1 Top Dividend Stock For 2026 That Could Perform Well Even If AI Stocks Fall
Even though stocks fall in 2025 S&P 500 rose sharply, rural retailer Tractor Supply(NASDAQ: TSCO) One of my top dividend stock ideas for 2026. In fact, underperformance despite improving business fundamentals through 2025 is a reason to buy; The shares are likely even more undervalued than they were at the beginning of the year.
But there’s another unique reason to buy Tractor Supply in 2026: It’s a stark contrast to most of Tractor Supply.
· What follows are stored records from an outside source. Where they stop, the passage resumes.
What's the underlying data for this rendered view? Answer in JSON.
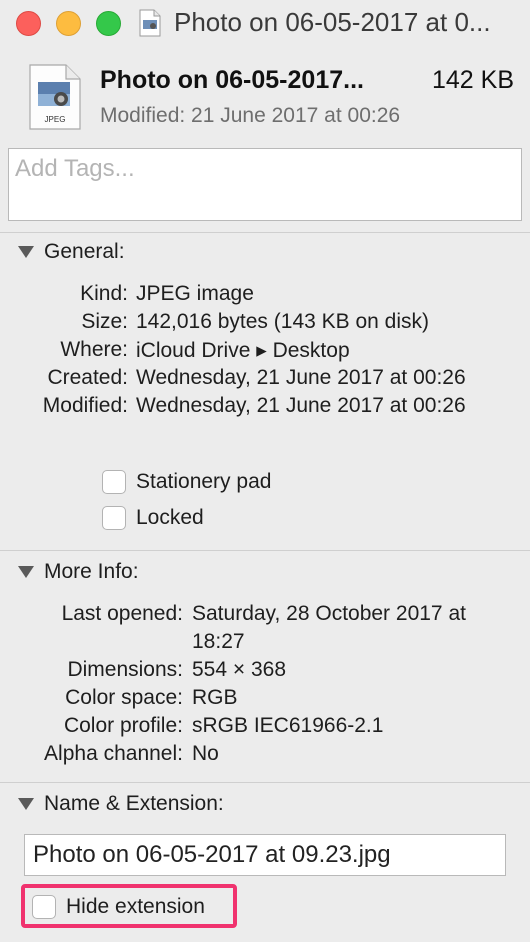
{
  "window": {
    "title": "Photo on 06-05-2017 at 0..."
  },
  "header": {
    "file_name": "Photo on 06-05-2017...",
    "file_size": "142 KB",
    "modified": "Modified: 21 June 2017 at 00:26",
    "file_icon_label": "JPEG"
  },
  "tags": {
    "placeholder": "Add Tags..."
  },
  "general": {
    "title": "General:",
    "rows": [
      {
        "label": "Kind:",
        "value": "JPEG image"
      },
      {
        "label": "Size:",
        "value": "142,016 bytes (143 KB on disk)"
      },
      {
        "label": "Where:",
        "value": "iCloud Drive ▸ Desktop"
      },
      {
        "label": "Created:",
        "value": "Wednesday, 21 June 2017 at 00:26"
      },
      {
        "label": "Modified:",
        "value": "Wednesday, 21 June 2017 at 00:26"
      }
    ],
    "stationery_label": "Stationery pad",
    "locked_label": "Locked"
  },
  "more_info": {
    "title": "More Info:",
    "rows": [
      {
        "label": "Last opened:",
        "value": "Saturday, 28 October 2017 at",
        "value2": "18:27"
      },
      {
        "label": "Dimensions:",
        "value": "554 × 368"
      },
      {
        "label": "Color space:",
        "value": "RGB"
      },
      {
        "label": "Color profile:",
        "value": "sRGB IEC61966-2.1"
      },
      {
        "label": "Alpha channel:",
        "value": "No"
      }
    ]
  },
  "name_extension": {
    "title": "Name & Extension:",
    "file_name_value": "Photo on 06-05-2017 at 09.23.jpg",
    "hide_extension_label": "Hide extension",
    "highlight_color": "#f0326e"
  },
  "icons": {
    "close": "close-icon",
    "minimize": "minimize-icon",
    "zoom": "zoom-icon",
    "document": "jpeg-document-icon"
  }
}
AI (artificial intelligence)Although the AI boom remains a driving force in 2026, it wouldn’t be surprising for AI stocks to take a breather or even fall after most rose significantly in 2025. Tractor Supply’s simple but powerful needs-based business model represents the type of reliable companies investors can turn to if the market turns negative on AI stocks.
Even if AI stocks continue to rise in 2026, it’s good to have some stocks that will offset AI bets and direct investors to other areas of the market, and with its attractive dividends, Tractor Supply is a good option.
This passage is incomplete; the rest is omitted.